Au vu du témoignage des collégues de M. [S], à part le poste couleur, les autres postes occupés par ces derniers étaient directement en relation avec les fours et donc une exposition directe avec l'amiante, ce dont il résulte qu'ils n'ont pas été exposés aux mêmes risques.
La société met en exergue le fait que le poste de couleur occupé par M. [S] au sein de l'atelier réfractaire était de courte durée, un mois, et que l'amiante n'entrait pas dans la composition des produits fabriqués au sein de l'atelier réfractaire, le travail de couleur consistant à préparer la pâte, à la déverser dans un moule, à enfourner ce dispositif dans un four et à le récupérer.

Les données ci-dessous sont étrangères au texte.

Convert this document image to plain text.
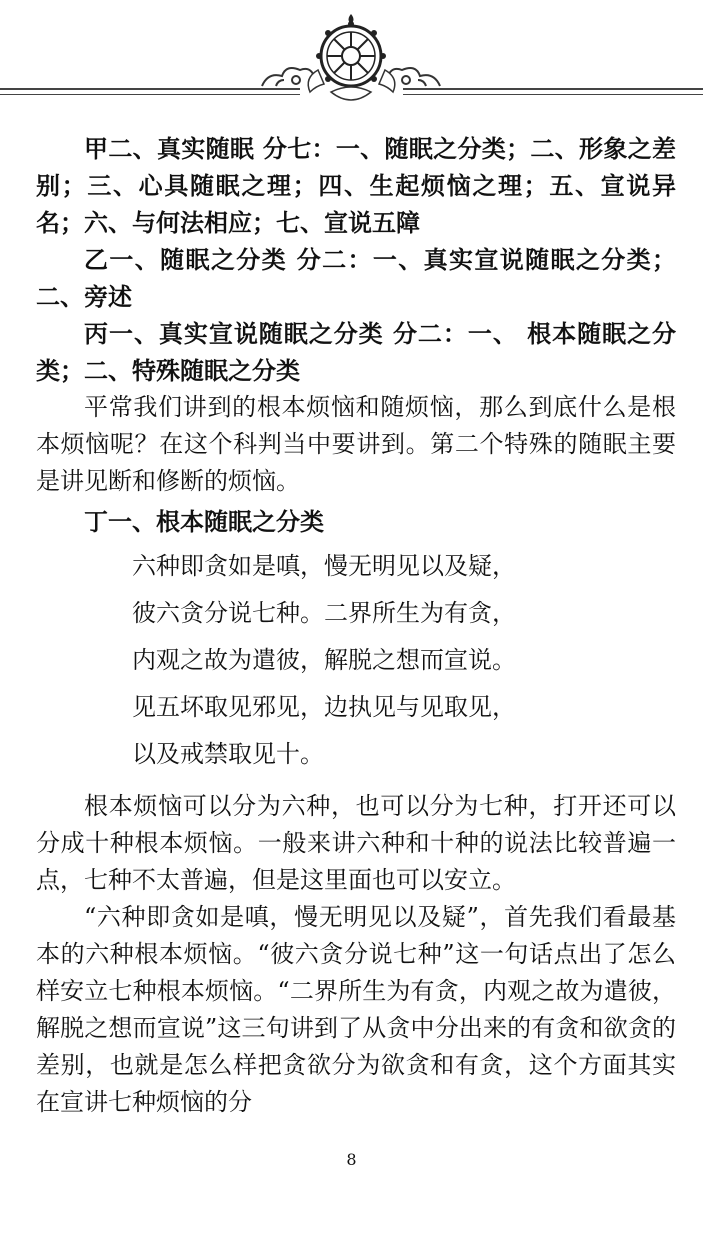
甲二、真实随眠 分七：一、随眠之分类；二、形象之差别；三、心具随眠之理；四、生起烦恼之理；五、宣说异名；六、与何法相应；七、宣说五障

乙一、随眠之分类 分二：一、真实宣说随眠之分类；二、旁述

丙一、真实宣说随眠之分类 分二：一、 根本随眠之分类；二、特殊随眠之分类

平常我们讲到的根本烦恼和随烦恼，那么到底什么是根本烦恼呢？在这个科判当中要讲到。第二个特殊的随眠主要是讲见断和修断的烦恼。

丁一、根本随眠之分类

六种即贪如是嗔，慢无明见以及疑，

彼六贪分说七种。二界所生为有贪，

内观之故为遣彼，解脱之想而宣说。

见五坏取见邪见，边执见与见取见，

以及戒禁取见十。

根本烦恼可以分为六种，也可以分为七种，打开还可以分成十种根本烦恼。一般来讲六种和十种的说法比较普遍一点，七种不太普遍，但是这里面也可以安立。

“六种即贪如是嗔，慢无明见以及疑”，首先我们看最基本的六种根本烦恼。“彼六贪分说七种”这一句话点出了怎么样安立七种根本烦恼。“二界所生为有贪，内观之故为遣彼，解脱之想而宣说”这三句讲到了从贪中分出来的有贪和欲贪的差别，也就是怎么样把贪欲分为欲贪和有贪，这个方面其实在宣讲七种烦恼的分

8
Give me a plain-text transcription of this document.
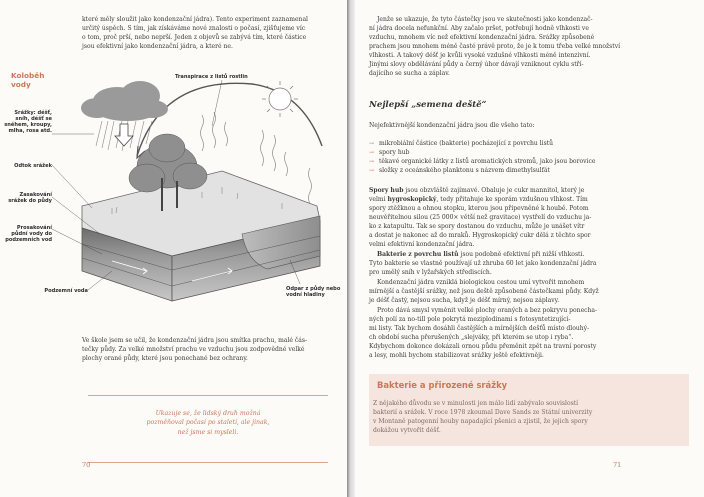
které měly sloužit jako kondenzační jádra). Tento experiment zaznamenal

určitý úspěch. S tím, jak získáváme nové znalosti o počasí, zjišťujeme víc

o tom, proč prší, nebo neprší. Jeden z objevů se zabývá tím, které částice

jsou efektivní jako kondenzační jádra, a které ne.

Koloběh
vody
Transpirace z listů rostlin
Srážky: déšť, sníh, déšť se sněhem, kroupy, mlha, rosa atd.
Odtok srážek
Zasakování srážek do půdy
Prosakování půdní vody do podzemních vod
Podzemní voda	Odpar z půdy nebo vodní hladiny

Ve škole jsem se učil, že kondenzační jádra jsou smítka prachu, malé čás-

tečky půdy. Za velké množství prachu ve vzduchu jsou zodpovědné velké

plochy orané půdy, které jsou ponechané bez ochrany.

Ukazuje se, že lidský druh možná
pozměňoval počasí po staletí, ale jinak,
než jsme si mysleli.
70

Jenže se ukazuje, že tyto částečky jsou ve skutečnosti jako kondenzač-

ní jádra docela nefunkční. Aby začalo pršet, potřebují hodně vlhkosti ve

vzduchu, mnohem víc než efektivní kondenzační jádra. Srážky způsobené

prachem jsou mnohem méně časté právě proto, že je k tomu třeba velké množství

vlhkosti. A takový déšť je kvůli vysoké vzdušné vlhkosti méně intenzivní.

Jinými slovy obdělávání půdy a černý úhor dávají vzniknout cyklu stří-

dajícího se sucha a záplav.

Nejlepší „semena deště“
Nejefektivnější kondenzační jádra jsou dle všeho tato:
→ mikrobiální částice (bakterie) pocházející z povrchu listů
→ spory hub
→ těkavé organické látky z listů aromatických stromů, jako jsou borovice
→ složky z oceánského planktonu s názvem dimethylsulfát

Spory hub jsou obzvláště zajímavé. Obaluje je cukr mannitol, který je

velmi hygroskopický, tedy přitahuje ke sporám vzdušnou vlhkost. Tím

spory ztěžknou a ohnou stopku, kterou jsou připevněné k houbě. Potom

neuvěřitelnou silou (25 000× větší než gravitace) vystřelí do vzduchu ja-

ko z katapultu. Tak se spory dostanou do vzduchu, může je unášet vítr

a dostat je nakonec až do mraků. Hygroskopický cukr dělá z těchto spor

velmi efektivní kondenzační jádra.

Bakterie z povrchu listů jsou podobně efektivní při nižší vlhkosti.

Tyto bakterie se vlastně používají už zhruba 60 let jako kondenzační jádra

pro umělý sníh v lyžařských střediscích.

Kondenzační jádra vzniklá biologickou cestou umí vytvořit mnohem

mírnější a častější srážky, než jsou deště způsobené částečkami půdy. Když

je déšť častý, nejsou sucha, když je déšť mírný, nejsou záplavy.

Proto dává smysl vyměnit velké plochy oraných a bez pokryvu ponecha-

ných polí za no-till pole pokrytá meziplodinami s fotosyntetizující-

mi listy. Tak bychom dosáhli častějších a mírnějších dešťů místo dlouhý-

ch období sucha přerušených „slejváky, při kterém se utop i ryba“.

Kdybychom dokonce dokázali ornou půdu přeměnit zpět na travní porosty

a lesy, mohli bychom stabilizovat srážky ještě efektivněji.

Bakterie a přirozené srážky

Z nějakého důvodu se v minulosti jen málo lidí zabývalo souvislostí

bakterií a srážek. V roce 1978 zkoumal Dave Sands ze Státní univerzity

v Montaně patogenní houby napadající pšenici a zjistil, že jejich spory

dokážou vytvořit déšť.

71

Elle souligne également que les postes occupés au sein de l'atelier contrôle emballage ainsi que celui au sein de l'atelier plastiques n'étaient pas à proximité des fours et que les supports de cuisson ne comportaient pas de l'amiante mais des matériaux supportant la trés forte chaleur, ce que d'ailleurs la caisse ne démontre pas non plus.
De plus, la société établit qu'entre 1997 à 2011, la société APAVE, chargée de rechercher l'amiante et de vérifier l'état de conservation des bâtimets, a conclu à l'existence d'amiante dans les plafonds et faux plafonds mais en indiquant que leur état de conservation était bon et ne nécessitait qu'une surveillance périodique.
La caisse ne rapporte aucun élément laissant présumer que l'état des locaux était différent à l'époque où M. [S] était employé.
La caisse ne rapporte donc pas la preuve que M. [S] a été exposé à de l'amiante ou à de la poussière d'amiante au sein de la société.
La condition tenant à l'exposition aux risques n'étant pas remplie, la décision de la prise en charge de la maladie professionnelle de M. [S] est inopposable à la société [3].
Le jugement sera donc infirmé.
- Sur les autres demandes
Vu l'article 700 du code de procédure civile, rejette la demande de la caisse primaire d'assurance maladie de la Haute-Marne et la condamne à verser à la société [3] la somme de 2000 euros,
La caisse primaire d'assurance maladie de la Haute-Marne supportera les dépens d'appel.
PAR CES MOTIFS
La cour, statuant par décision contradictoire,
INFIRME le jugement en date du 31 juillet 2020,
Statuant à nouveau :
- Dit que la décision de prise en charge par la caisse primaire d'assurance maladie de la Haute-Marne de la maladie professionnelle de M. [S], en date du 14 février 2018 est inopposable à la société [3],
Y ajoutant :
- Vu l'article 700 du code de procédure civile, rejette la demande de la caisse primaire d'assurance maladie de la Haute-Marne et la condamne à verser à la société [3] la somme de 2 000 euros,
- Condamne la société [3] aux dépens d'appel.